La decisione

Il Consiglio di Stato respinge il ricorso della Casati Arcore, via libera alla nuova rsa

Fumata nera per la storica società sportiva arcorese: i giudici confermano la sentenza del Tar. La battaglia legale contro Borgo Lecco Iniziative sembra arrivata al capolinea, ma resta aperta la porta del dialogo politico per il futuro del PalaUnimec.

Il Consiglio di Stato respinge il ricorso della Casati Arcore, via libera alla nuova rsa

Il “colpo di scena” finale è arrivato: il Consiglio di Stato ha messo, con ogni probabilità, la parola fine alla lunga e complessa battaglia legale sul futuro del “pratone” di Arcore che si trova davanti al PalaUnimec e che in futuro potrebbe ospitare la casa di riposo.
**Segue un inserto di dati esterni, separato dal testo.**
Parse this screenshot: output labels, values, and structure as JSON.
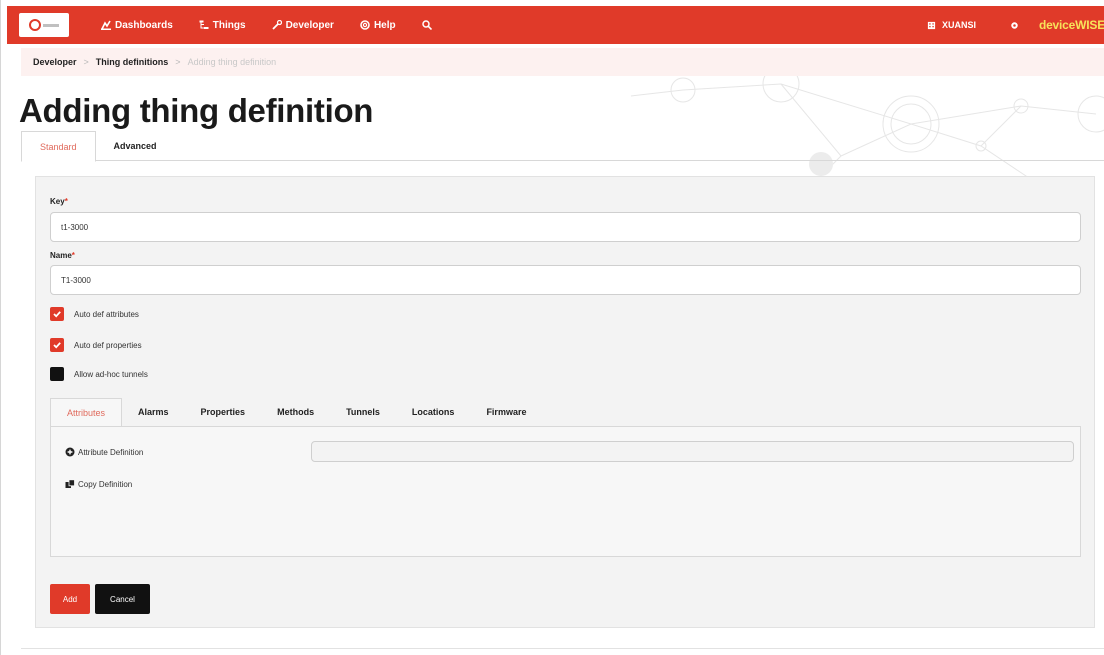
{
  "nav": {
    "items": [
      {
        "label": "Dashboards",
        "icon": "chart-icon"
      },
      {
        "label": "Things",
        "icon": "sitemap-icon"
      },
      {
        "label": "Developer",
        "icon": "wrench-icon"
      },
      {
        "label": "Help",
        "icon": "help-icon"
      }
    ],
    "search_icon": "search-icon",
    "user_label": "XUANSI",
    "settings_icon": "gear-icon",
    "brand_part1": "device",
    "brand_part2": "WISE"
  },
  "breadcrumb": [
    "Developer",
    "Thing definitions",
    "Adding thing definition"
  ],
  "page_title": "Adding thing definition",
  "top_tabs": [
    {
      "label": "Standard",
      "active": true
    },
    {
      "label": "Advanced",
      "active": false
    }
  ],
  "form": {
    "key_label": "Key",
    "key_value": "t1-3000",
    "name_label": "Name",
    "name_value": "T1-3000",
    "required_mark": "*",
    "checkboxes": [
      {
        "label": "Auto def attributes",
        "checked": true
      },
      {
        "label": "Auto def properties",
        "checked": true
      },
      {
        "label": "Allow ad-hoc tunnels",
        "checked": false
      }
    ]
  },
  "inner_tabs": [
    {
      "label": "Attributes",
      "active": true
    },
    {
      "label": "Alarms",
      "active": false
    },
    {
      "label": "Properties",
      "active": false
    },
    {
      "label": "Methods",
      "active": false
    },
    {
      "label": "Tunnels",
      "active": false
    },
    {
      "label": "Locations",
      "active": false
    },
    {
      "label": "Firmware",
      "active": false
    }
  ],
  "attributes_panel": {
    "add_label": "Attribute Definition",
    "copy_label": "Copy Definition"
  },
  "buttons": {
    "add": "Add",
    "cancel": "Cancel"
  },
  "colors": {
    "accent": "#e03a29",
    "active_tab_text": "#e06a5c",
    "brand": "#f7e35a"
  }
}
Il massimo organo di giustizia amministrativa ha infatti respinto il ricorso avanzato dall’U.S. Casati nell’ottobre del 2024,  confermando quanto già stabilito dal Tar nel luglio del 2024. La notizia è trapelata nel pomeriggio di oggi, martedì 28 aprile e ha trovato conferma direttamente nel sindaco Maurizio Bono.

Al centro della contesa, la realizzazione di una nuova casa di riposo (RSA) proprio davanti al PalaUnimec, la storica casa della ginnastica arcorese. Una sentenza che segna un punto decisivo a favore della Borgo Lecco Iniziative, la società guidata da Cesare Lorini che detiene i diritti sull’area.

La cronaca di una sfida infinita

La vicenda affonda le radici nelle decisioni urbanistiche del 2021 dell’allora Giunta di centrosinistra guidata da Rosalba Colombo. Da allora, l’U.S. Casati, presieduta da Antonio Radice, ha tentato ogni carta per bloccare il cantiere.

Le motivazioni del ricorso erano chiare: secondo la società biancoverde, la nuova RSA non solo avrebbe oscurato quasi completamente la visibilità del palazzetto, ma avrebbe anche azzerato gli spazi esterni vitali per l’attività sportiva. La Casati contestava inoltre gli indici edificatori (ritenuti troppo generosi per il privato) e le distanze tra gli edifici.

Perché il ricorso è stato respinto

Già il Tar aveva smontato punto per punto le accuse della Casati, giudicando le distanze corrette e ritenendo infondate le censure sugli indici di edificabilità. I giudici amministrativi avevano sottolineato come la società sportiva avesse titolo per contestare l’attività edilizia confinante, ma non per entrare nel merito delle scelte gestionali del Comune (come il numero di posti letto o gli sconti per i residenti). Il Consiglio di Stato, confermando la sentenza di primo grado, ha ribadito la legittimità dell’iter che porterà alla costruzione della struttura socio-sanitaria.

Ora Casati potrebbe proporre ricorso in Cassazione solo per motivi inerenti alla giurisdizione (difetto di giurisdizione) o revocazione (straordinaria) in casi specifici di errore di fatto o dolo.